“Dafne” non è un film sulla sindrome di Down.
Ciò appare evidente già dalle prima scene, non appena si spengono le luci in sala. “Dafne” è innanzitutto la storia di una ragazza. Una ragazza forte, con un carattere complicato, a volte difficile persino per i genitori, ed un pungente senso dell’umorismo. La sua determinazione nell’affrontare la vita e l’impegno che mette in tutto ciò che fa sono ammirevoli. Ma la vera protagonista di questa storia è Carolina Raspanti, l’attrice esordiente che interpreta il ruolo di Dafne in maniera straordinariamente spontanea, facendo trasparire quello che è il suo modo di essere in relazione alla disabilità.
È proprio questa spontaneità che dona al dramma alcuni dei caratteri tipici della commedia, trasformando “Dafne” in un film che oltre a suscitare profonde riflessioni è capace anche di far sorridere e divertire.
Il regista (Federico Bondi) sceglie di esplorare il rapporto padre figlia, un legame affettivo nella vita di Dafne inizialmente negato ma che si instaura in seguito alla scomparsa della madre Maria.

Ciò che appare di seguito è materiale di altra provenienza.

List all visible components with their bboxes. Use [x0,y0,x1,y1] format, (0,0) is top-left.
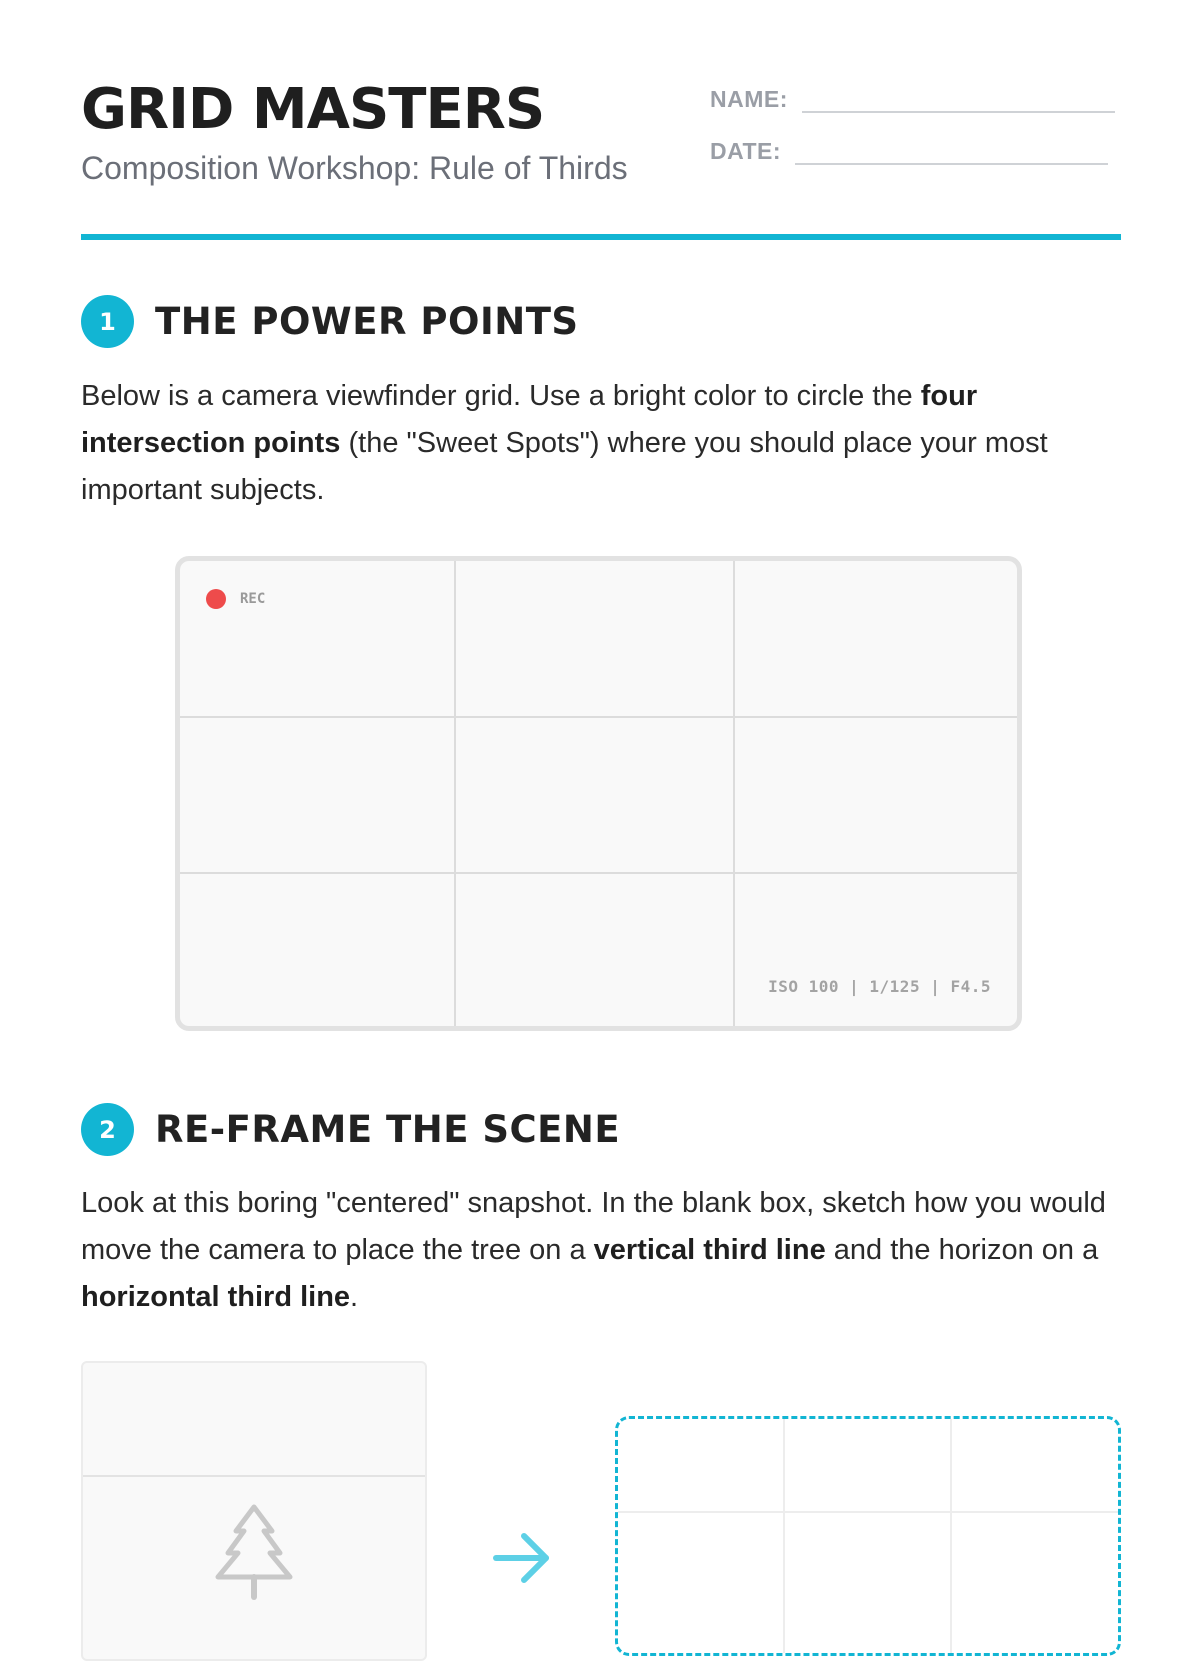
rec-label: REC [240,591,266,607]
section-1-title: THE POWER POINTS [155,300,579,343]
name-field[interactable] [710,86,1115,113]
record-dot-icon [206,589,226,609]
header-divider [81,234,1121,240]
grid-line-vertical-2 [733,561,735,1026]
exposure-readout: ISO 100 | 1/125 | F4.5 [768,977,991,996]
sketch-grid-horizontal-1 [618,1511,1118,1513]
name-line[interactable] [802,110,1115,113]
brand-title: GRID MASTERS [81,77,545,142]
section-2-title: RE-FRAME THE SCENE [155,1108,621,1151]
grid-line-horizontal-1 [180,716,1017,718]
viewfinder-grid[interactable] [175,556,1022,1031]
date-label: DATE: [710,138,782,164]
section-2-heading [81,1103,620,1156]
section-1-badge: 1 [81,295,134,348]
section-1-instructions: Below is a camera viewfinder grid. Use a bright color to circle the four intersection points (the "Sweet Spots") where you should place your most important subjects. [81,380,1048,506]
worksheet-subtitle: Composition Workshop: Rule of Thirds [81,150,628,186]
sketch-box[interactable] [615,1416,1121,1656]
centered-snapshot [81,1361,427,1661]
sketch-grid-vertical-2 [950,1419,952,1653]
snapshot-horizon-line [83,1475,425,1477]
name-label: NAME: [710,86,788,112]
section-2-instructions: Look at this boring "centered" snapshot. In the blank box, sketch how you would move the camera to place the tree on a vertical third line and the horizon on a horizontal third line. [81,1187,1106,1313]
grid-line-horizontal-2 [180,872,1017,874]
section-2-badge: 2 [81,1103,134,1156]
sketch-grid-vertical-1 [783,1419,785,1653]
arrow-right-icon [492,1528,552,1588]
grid-line-vertical-1 [454,561,456,1026]
date-field[interactable] [710,138,1108,165]
rec-indicator [206,589,265,609]
tree-icon [210,1501,298,1601]
section-1-heading [81,295,579,348]
worksheet-page [81,0,1121,1600]
date-line[interactable] [795,162,1108,165]
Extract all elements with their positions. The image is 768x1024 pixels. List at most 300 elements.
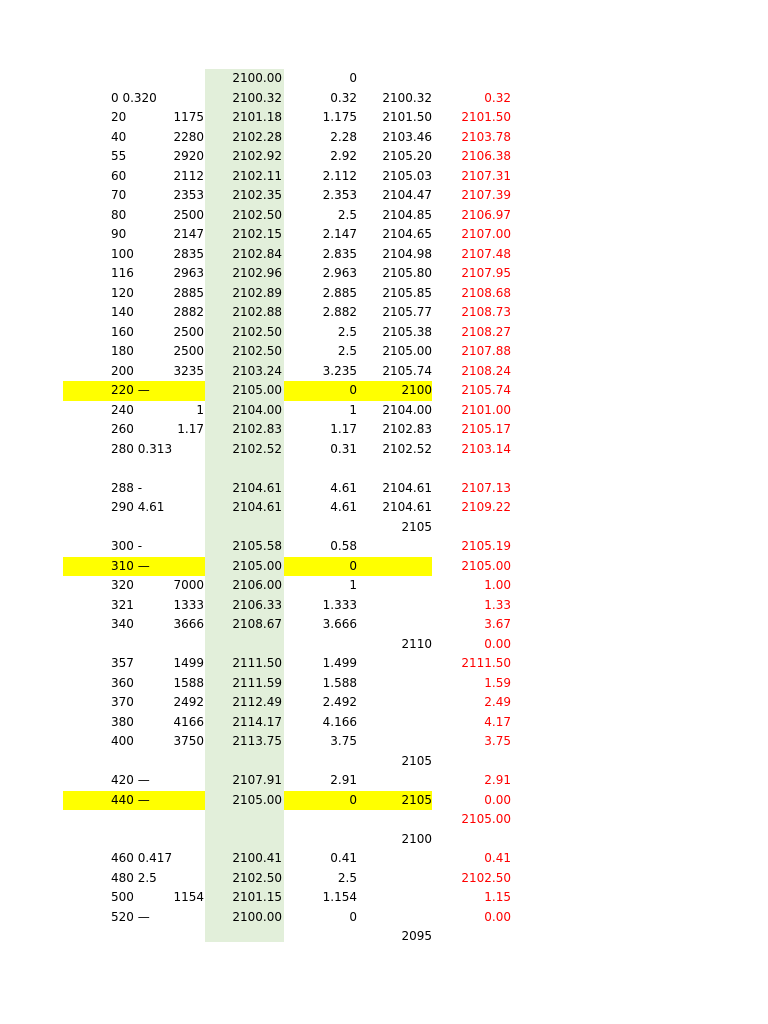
cell-c5: 2105 bbox=[401, 753, 432, 768]
cell-c2 bbox=[150, 810, 204, 830]
cell-c5 bbox=[360, 537, 432, 557]
cell-c6 bbox=[432, 518, 511, 538]
cell-c1: 321 bbox=[111, 597, 134, 612]
cell-c3: 2102.52 bbox=[232, 441, 282, 456]
cell-c6: 2107.88 bbox=[461, 344, 511, 358]
cell-c4: 2.92 bbox=[330, 149, 357, 163]
table-row bbox=[0, 791, 768, 811]
cell-c5 bbox=[360, 713, 432, 733]
cell-c2: 2492 bbox=[173, 695, 204, 709]
cell-c2: 3235 bbox=[173, 363, 204, 378]
cell-c5 bbox=[360, 459, 432, 479]
cell-c1: 520 — bbox=[111, 909, 150, 924]
table-row bbox=[0, 147, 768, 167]
cell-c5: 2104.61 bbox=[382, 480, 432, 495]
cell-c6: 1.59 bbox=[484, 675, 511, 690]
cell-c4: 1.333 bbox=[322, 597, 357, 612]
cell-c1: 440 — bbox=[111, 792, 150, 807]
cell-c4: 0.32 bbox=[330, 90, 357, 105]
cell-c5 bbox=[360, 576, 432, 596]
cell-c1: 357 bbox=[111, 656, 134, 670]
cell-c2: 2963 bbox=[173, 266, 204, 280]
cell-c3: 2102.50 bbox=[232, 870, 282, 885]
cell-c4: 0 bbox=[349, 71, 357, 85]
cell-c1: 180 bbox=[111, 344, 134, 358]
cell-c1: 120 bbox=[111, 285, 134, 300]
table-row bbox=[0, 303, 768, 323]
cell-c1: 55 bbox=[111, 149, 127, 163]
cell-c3: 2102.96 bbox=[232, 266, 282, 280]
cell-c5 bbox=[360, 596, 432, 616]
cell-c6: 2107.95 bbox=[461, 266, 511, 280]
table-row bbox=[0, 206, 768, 226]
cell-c5 bbox=[360, 908, 432, 928]
cell-c6: 2.49 bbox=[484, 695, 511, 709]
cell-c5: 2105.38 bbox=[382, 324, 432, 339]
cell-c1: 380 bbox=[111, 714, 134, 729]
table-row bbox=[0, 401, 768, 421]
cell-c1: 70 bbox=[111, 188, 127, 202]
cell-c1: 360 bbox=[111, 675, 134, 690]
cell-c5: 2105.77 bbox=[382, 305, 432, 319]
table-row bbox=[0, 576, 768, 596]
cell-c6 bbox=[432, 69, 511, 89]
cell-c4 bbox=[284, 518, 357, 538]
cell-c3 bbox=[205, 752, 282, 772]
cell-c5: 2104.61 bbox=[382, 500, 432, 514]
cell-c3: 2104.61 bbox=[232, 500, 282, 514]
cell-c5 bbox=[360, 732, 432, 752]
cell-c5: 2105.20 bbox=[382, 149, 432, 163]
cell-c2: 2112 bbox=[173, 168, 204, 183]
cell-c3: 2100.41 bbox=[232, 851, 282, 865]
cell-c4: 2.5 bbox=[337, 207, 357, 222]
cell-c2: 2500 bbox=[173, 207, 204, 222]
cell-c5: 2104.85 bbox=[382, 207, 432, 222]
table-row bbox=[0, 908, 768, 928]
cell-c2 bbox=[150, 869, 204, 889]
cell-c3: 2113.75 bbox=[232, 734, 282, 748]
cell-c1: 420 — bbox=[111, 773, 150, 787]
cell-c2 bbox=[150, 498, 204, 518]
cell-c3: 2102.11 bbox=[232, 168, 282, 183]
cell-c2: 1.17 bbox=[177, 422, 204, 436]
cell-c1: 160 bbox=[111, 324, 134, 339]
table-row bbox=[0, 69, 768, 89]
cell-c4: 0 bbox=[349, 383, 357, 397]
cell-c6: 2108.24 bbox=[461, 363, 511, 378]
cell-c2 bbox=[150, 830, 204, 850]
cell-c6 bbox=[432, 830, 511, 850]
cell-c2: 1175 bbox=[173, 110, 204, 124]
cell-c2: 1154 bbox=[173, 890, 204, 904]
table-row bbox=[0, 596, 768, 616]
table-row bbox=[0, 186, 768, 206]
cell-c3: 2104.61 bbox=[232, 480, 282, 495]
cell-c5: 2110 bbox=[401, 636, 432, 651]
cell-c3 bbox=[205, 927, 282, 947]
cell-c1: 220 — bbox=[111, 383, 150, 397]
cell-c3: 2101.18 bbox=[232, 110, 282, 124]
cell-c6: 2108.68 bbox=[461, 285, 511, 300]
cell-c1: 480 2.5 bbox=[111, 870, 157, 885]
table-row bbox=[0, 167, 768, 187]
cell-c3: 2102.50 bbox=[232, 207, 282, 222]
cell-c5: 2102.83 bbox=[382, 422, 432, 436]
cell-c4 bbox=[284, 830, 357, 850]
cell-c4: 4.61 bbox=[330, 480, 357, 495]
cell-c6: 0.00 bbox=[484, 792, 511, 807]
cell-c4: 0.31 bbox=[330, 441, 357, 456]
table-row bbox=[0, 362, 768, 382]
cell-c6: 2105.00 bbox=[461, 558, 511, 573]
table-row bbox=[0, 108, 768, 128]
cell-c4: 2.835 bbox=[322, 246, 357, 261]
cell-c6: 2111.50 bbox=[461, 656, 511, 670]
cell-c6: 2107.39 bbox=[461, 188, 511, 202]
cell-c5 bbox=[360, 654, 432, 674]
table-row bbox=[0, 635, 768, 655]
cell-c3 bbox=[205, 830, 282, 850]
cell-c1: 40 bbox=[111, 129, 127, 144]
cell-c4: 4.61 bbox=[330, 500, 357, 514]
cell-c6: 2108.73 bbox=[461, 305, 511, 319]
table-row bbox=[0, 830, 768, 850]
cell-c3: 2105.00 bbox=[232, 792, 282, 807]
table-row bbox=[0, 752, 768, 772]
cell-c1: 90 bbox=[111, 227, 127, 241]
table-row bbox=[0, 654, 768, 674]
cell-c5 bbox=[360, 69, 432, 89]
cell-c1: 500 bbox=[111, 890, 134, 904]
cell-c2 bbox=[150, 479, 204, 499]
cell-c2 bbox=[150, 537, 204, 557]
cell-c4: 2.91 bbox=[330, 773, 357, 787]
cell-c4: 1.175 bbox=[322, 110, 357, 124]
cell-c2: 2280 bbox=[173, 129, 204, 144]
cell-c2: 1588 bbox=[173, 675, 204, 690]
table-row bbox=[0, 323, 768, 343]
cell-c5: 2104.98 bbox=[382, 246, 432, 261]
cell-c1: 80 bbox=[111, 207, 127, 222]
cell-c4: 2.353 bbox=[322, 188, 357, 202]
cell-c4: 3.235 bbox=[322, 363, 357, 378]
cell-c5: 2105 bbox=[401, 792, 432, 807]
cell-c3: 2102.50 bbox=[232, 344, 282, 358]
cell-c5: 2104.47 bbox=[382, 188, 432, 202]
cell-c5: 2101.50 bbox=[382, 110, 432, 124]
cell-c5: 2104.65 bbox=[382, 227, 432, 241]
cell-c6: 2107.31 bbox=[461, 168, 511, 183]
table-row bbox=[0, 615, 768, 635]
cell-c3: 2102.15 bbox=[232, 227, 282, 241]
cell-c2: 2920 bbox=[173, 149, 204, 163]
cell-c6: 2103.78 bbox=[461, 129, 511, 144]
cell-c2: 3666 bbox=[173, 617, 204, 631]
cell-c3: 2101.15 bbox=[232, 890, 282, 904]
cell-c4: 0 bbox=[349, 792, 357, 807]
cell-c5 bbox=[360, 557, 432, 577]
table-row bbox=[0, 771, 768, 791]
cell-c2: 7000 bbox=[173, 578, 204, 592]
cell-c6 bbox=[432, 927, 511, 947]
cell-c4: 0.41 bbox=[330, 851, 357, 865]
cell-c5: 2105.03 bbox=[382, 168, 432, 183]
cell-c3: 2105.00 bbox=[232, 383, 282, 397]
cell-c4 bbox=[284, 635, 357, 655]
cell-c4: 4.166 bbox=[322, 714, 357, 729]
cell-c4: 2.28 bbox=[330, 129, 357, 144]
cell-c4: 1.588 bbox=[322, 675, 357, 690]
cell-c6: 2103.14 bbox=[461, 441, 511, 456]
cell-c6: 2108.27 bbox=[461, 324, 511, 339]
cell-c3: 2107.91 bbox=[232, 773, 282, 787]
cell-c3 bbox=[205, 635, 282, 655]
cell-c1: 0 0.320 bbox=[111, 90, 157, 105]
cell-c3: 2100.00 bbox=[232, 71, 282, 85]
cell-c4: 3.75 bbox=[330, 734, 357, 748]
cell-c2 bbox=[150, 752, 204, 772]
cell-c6 bbox=[432, 752, 511, 772]
cell-c6: 2105.00 bbox=[461, 812, 511, 826]
cell-c6: 1.33 bbox=[484, 597, 511, 612]
cell-c4: 1.17 bbox=[330, 422, 357, 436]
cell-c6: 2107.13 bbox=[461, 480, 511, 495]
table-row bbox=[0, 693, 768, 713]
cell-c6: 4.17 bbox=[484, 714, 511, 729]
cell-c1: 200 bbox=[111, 363, 134, 378]
cell-c3: 2108.67 bbox=[232, 617, 282, 631]
cell-c6: 2109.22 bbox=[461, 500, 511, 514]
cell-c1: 320 bbox=[111, 578, 134, 592]
cell-c1: 400 bbox=[111, 734, 134, 748]
table-row bbox=[0, 440, 768, 460]
cell-c6: 2105.19 bbox=[461, 539, 511, 553]
cell-c5: 2105.85 bbox=[382, 285, 432, 300]
cell-c5: 2105.80 bbox=[382, 266, 432, 280]
cell-c6: 2107.48 bbox=[461, 246, 511, 261]
cell-c6: 3.75 bbox=[484, 734, 511, 748]
cell-c4: 2.5 bbox=[337, 324, 357, 339]
table-row bbox=[0, 537, 768, 557]
cell-c6: 2105.74 bbox=[461, 383, 511, 397]
cell-c4: 1 bbox=[349, 578, 357, 592]
table-row bbox=[0, 459, 768, 479]
cell-c6: 2101.00 bbox=[461, 402, 511, 417]
cell-c3 bbox=[205, 810, 282, 830]
table-row bbox=[0, 342, 768, 362]
cell-c3: 2102.84 bbox=[232, 246, 282, 261]
cell-c6 bbox=[432, 459, 511, 479]
cell-c6: 0.00 bbox=[484, 636, 511, 651]
cell-c3: 2102.28 bbox=[232, 129, 282, 144]
cell-c2 bbox=[150, 459, 204, 479]
cell-c4 bbox=[284, 927, 357, 947]
cell-c3: 2104.00 bbox=[232, 402, 282, 417]
cell-c2 bbox=[150, 381, 204, 401]
cell-c4: 1 bbox=[349, 402, 357, 417]
cell-c5 bbox=[360, 888, 432, 908]
cell-c2: 3750 bbox=[173, 734, 204, 748]
cell-c3: 2100.00 bbox=[232, 909, 282, 924]
cell-c3 bbox=[205, 518, 282, 538]
cell-c5: 2105 bbox=[401, 519, 432, 534]
cell-c6: 3.67 bbox=[484, 617, 511, 631]
cell-c4: 2.147 bbox=[322, 227, 357, 241]
cell-c6: 0.41 bbox=[484, 851, 511, 865]
cell-c2 bbox=[150, 635, 204, 655]
cell-c3: 2102.50 bbox=[232, 324, 282, 339]
cell-c3: 2114.17 bbox=[232, 714, 282, 729]
cell-c4: 2.882 bbox=[322, 305, 357, 319]
cell-c1: 100 bbox=[111, 246, 134, 261]
cell-c3: 2105.58 bbox=[232, 539, 282, 553]
cell-c2 bbox=[150, 89, 204, 109]
cell-c2: 2882 bbox=[173, 305, 204, 319]
table-row bbox=[0, 849, 768, 869]
cell-c6: 2106.97 bbox=[461, 207, 511, 222]
cell-c1: 260 bbox=[111, 422, 134, 436]
cell-c3 bbox=[205, 459, 282, 479]
cell-c2 bbox=[150, 908, 204, 928]
table-row bbox=[0, 498, 768, 518]
cell-c5 bbox=[360, 674, 432, 694]
cell-c2 bbox=[150, 771, 204, 791]
cell-c6: 2107.00 bbox=[461, 227, 511, 241]
table-row bbox=[0, 888, 768, 908]
cell-c4: 0 bbox=[349, 909, 357, 924]
table-row bbox=[0, 284, 768, 304]
cell-c4: 3.666 bbox=[322, 617, 357, 631]
cell-c5 bbox=[360, 810, 432, 830]
cell-c5 bbox=[360, 849, 432, 869]
table-row bbox=[0, 225, 768, 245]
cell-c2: 2353 bbox=[173, 188, 204, 202]
cell-c5: 2095 bbox=[401, 929, 432, 943]
table-row bbox=[0, 128, 768, 148]
cell-c4 bbox=[284, 459, 357, 479]
cell-c3: 2111.50 bbox=[232, 656, 282, 670]
cell-c4 bbox=[284, 810, 357, 830]
cell-c1: 280 0.313 bbox=[111, 441, 173, 456]
cell-c5: 2105.74 bbox=[382, 363, 432, 378]
cell-c5: 2103.46 bbox=[382, 129, 432, 144]
cell-c3: 2106.33 bbox=[232, 597, 282, 612]
cell-c1: 140 bbox=[111, 305, 134, 319]
cell-c2 bbox=[150, 849, 204, 869]
table-row bbox=[0, 732, 768, 752]
cell-c6: 2105.17 bbox=[461, 422, 511, 436]
cell-c1: 116 bbox=[111, 266, 134, 280]
table-row bbox=[0, 264, 768, 284]
cell-c3: 2111.59 bbox=[232, 675, 282, 690]
cell-c1: 370 bbox=[111, 695, 134, 709]
table-row bbox=[0, 420, 768, 440]
cell-c3: 2102.35 bbox=[232, 188, 282, 202]
cell-c1: 340 bbox=[111, 617, 134, 631]
table-row bbox=[0, 518, 768, 538]
cell-c2 bbox=[150, 791, 204, 811]
cell-c1: 60 bbox=[111, 168, 127, 183]
cell-c4: 2.492 bbox=[322, 695, 357, 709]
cell-c4: 2.963 bbox=[322, 266, 357, 280]
cell-c3: 2103.24 bbox=[232, 363, 282, 378]
table-row bbox=[0, 479, 768, 499]
cell-c2: 4166 bbox=[173, 714, 204, 729]
cell-c5 bbox=[360, 615, 432, 635]
cell-c2 bbox=[150, 557, 204, 577]
cell-c4: 2.5 bbox=[337, 870, 357, 885]
cell-c1: 288 - bbox=[111, 480, 143, 495]
cell-c5: 2105.00 bbox=[382, 344, 432, 358]
cell-c3: 2102.83 bbox=[232, 422, 282, 436]
cell-c2: 1 bbox=[196, 402, 204, 417]
cell-c2: 1499 bbox=[173, 656, 204, 670]
table-row bbox=[0, 810, 768, 830]
cell-c1: 20 bbox=[111, 110, 127, 124]
cell-c2: 2147 bbox=[173, 227, 204, 241]
cell-c4: 2.885 bbox=[322, 285, 357, 300]
table-row bbox=[0, 869, 768, 889]
cell-c5 bbox=[360, 869, 432, 889]
cell-c6: 0.32 bbox=[484, 90, 511, 105]
cell-c4: 2.5 bbox=[337, 344, 357, 358]
cell-c5: 2102.52 bbox=[382, 441, 432, 456]
cell-c5: 2104.00 bbox=[382, 402, 432, 417]
cell-c4 bbox=[284, 752, 357, 772]
cell-c4: 1.154 bbox=[322, 890, 357, 904]
table-row bbox=[0, 89, 768, 109]
cell-c1: 240 bbox=[111, 402, 134, 417]
cell-c6: 1.15 bbox=[484, 890, 511, 904]
cell-c6: 2102.50 bbox=[461, 870, 511, 885]
cell-c3: 2100.32 bbox=[232, 90, 282, 105]
table-row bbox=[0, 557, 768, 577]
table-row bbox=[0, 713, 768, 733]
table-row bbox=[0, 381, 768, 401]
cell-c2: 2835 bbox=[173, 246, 204, 261]
cell-c6: 1.00 bbox=[484, 578, 511, 592]
cell-c4: 0.58 bbox=[330, 539, 357, 553]
cell-c5 bbox=[360, 771, 432, 791]
cell-c6: 2106.38 bbox=[461, 149, 511, 163]
cell-c3: 2106.00 bbox=[232, 578, 282, 592]
cell-c2: 1333 bbox=[173, 597, 204, 612]
cell-c5: 2100 bbox=[401, 383, 432, 397]
cell-c2 bbox=[150, 440, 204, 460]
cell-c1: 290 4.61 bbox=[111, 500, 165, 514]
table-row bbox=[0, 245, 768, 265]
table-row bbox=[0, 674, 768, 694]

Il padre si chiude in se stesso per la difficoltà di elaborare il lutto mentre la figlia lo scuote e lo sprona per spingerlo a reagire.
Dafne è tra i due quella che riesce a restare lucida e affrontare la perdita in modo più sano, concentrandosi sul lavoro e mantenendosi occupata.
Solo quando raggiungeranno in una lunga camminata il paese natale di Maria, spezzando finalmente la stasi creatasi tra di loro, impareranno a conoscersi davvero.